SpongeBob SquarePants debuted 10 years ago this spring. If you were to tell me that 10 years ago, I would have dismissed it out of hand. I was still babysitting then and well-versed in kids shows. I'd seen SBSQ and thought it was stupid, bordering on occasionally gross. But James Parker wrote an article in the June issue of "The Atlantic" that made me re-examine the show more closely for meaning I had not previously attributed to SpongeBob.
That article pushed me toward re-thinking other cartoons and looking for lessons hidden in the technicolor. Sneaky adults, trying to sandwich morality between mythical blue creatures wearing white mushroom-shaped hats and multi-colored bears with magical powers in their tummies...
Yahoo! News had an article this morning on a movie remake of "Mrs. Frisby and the Rats of NIMH" that is in the works. Studios are trying to ride the rodent wave begun with "Ratatouille" and continued by "The Tale of Desperaux" and "G-Force." I have to confess, when I read the Newbery medal-winning book years ago, I had a hard time with it. The feeling of having to slog through it comes back to me. I think I struggled to keep all the rats straight. However, as the article pointed out, refreshing my memory, the story - Mrs. Frisby needing the help of former lab rats to move her sick son and escape from imminent death-by-farmer's plow - does have a distinct parable regarding evolution and community about in it.
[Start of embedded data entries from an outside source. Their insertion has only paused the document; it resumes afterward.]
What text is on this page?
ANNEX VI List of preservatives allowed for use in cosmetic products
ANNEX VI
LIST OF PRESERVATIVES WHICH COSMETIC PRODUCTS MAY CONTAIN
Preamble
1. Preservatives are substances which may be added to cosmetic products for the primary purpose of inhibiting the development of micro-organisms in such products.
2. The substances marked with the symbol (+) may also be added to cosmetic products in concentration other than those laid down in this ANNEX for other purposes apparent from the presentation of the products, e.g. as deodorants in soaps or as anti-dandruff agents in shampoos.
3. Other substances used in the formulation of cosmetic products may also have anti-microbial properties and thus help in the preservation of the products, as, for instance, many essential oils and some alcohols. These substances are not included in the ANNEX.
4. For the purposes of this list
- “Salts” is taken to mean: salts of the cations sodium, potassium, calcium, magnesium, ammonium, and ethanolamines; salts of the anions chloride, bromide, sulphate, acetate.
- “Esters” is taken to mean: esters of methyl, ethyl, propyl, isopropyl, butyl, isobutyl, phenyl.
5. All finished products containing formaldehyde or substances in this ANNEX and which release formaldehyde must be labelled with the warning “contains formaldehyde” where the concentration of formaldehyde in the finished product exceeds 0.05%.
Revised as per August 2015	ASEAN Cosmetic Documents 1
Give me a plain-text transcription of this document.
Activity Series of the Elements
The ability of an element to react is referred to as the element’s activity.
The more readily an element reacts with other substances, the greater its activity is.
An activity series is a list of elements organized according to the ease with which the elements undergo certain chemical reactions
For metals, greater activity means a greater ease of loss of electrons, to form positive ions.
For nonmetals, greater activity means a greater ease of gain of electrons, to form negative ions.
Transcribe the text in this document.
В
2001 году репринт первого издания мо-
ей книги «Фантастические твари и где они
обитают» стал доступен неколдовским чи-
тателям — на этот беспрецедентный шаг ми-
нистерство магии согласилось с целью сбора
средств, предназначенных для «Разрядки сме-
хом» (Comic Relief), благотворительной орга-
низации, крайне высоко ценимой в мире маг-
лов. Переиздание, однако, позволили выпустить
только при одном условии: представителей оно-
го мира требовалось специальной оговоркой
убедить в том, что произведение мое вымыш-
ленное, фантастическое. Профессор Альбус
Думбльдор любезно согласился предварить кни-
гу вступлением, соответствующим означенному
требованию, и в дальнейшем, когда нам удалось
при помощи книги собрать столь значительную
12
I wish the subject of my last story had been around when I was younger. The New York Times previewed a new web-based (the things they come up with these days...) cartoon-series that will "air" on the AOL website and feature an animated version of super-investor Warren Buffet. The series, called "The Secret Millionaires Club," aims to teach 6-11 year-olds how to be responsible with money and avoid pitfalls like credit cards and impatient investing. While I had no credit cards and no concept of the stock market when I was younger, kids do these days, and it's a smart move to arm them with information now, while they are still adaptable enough to absorb it.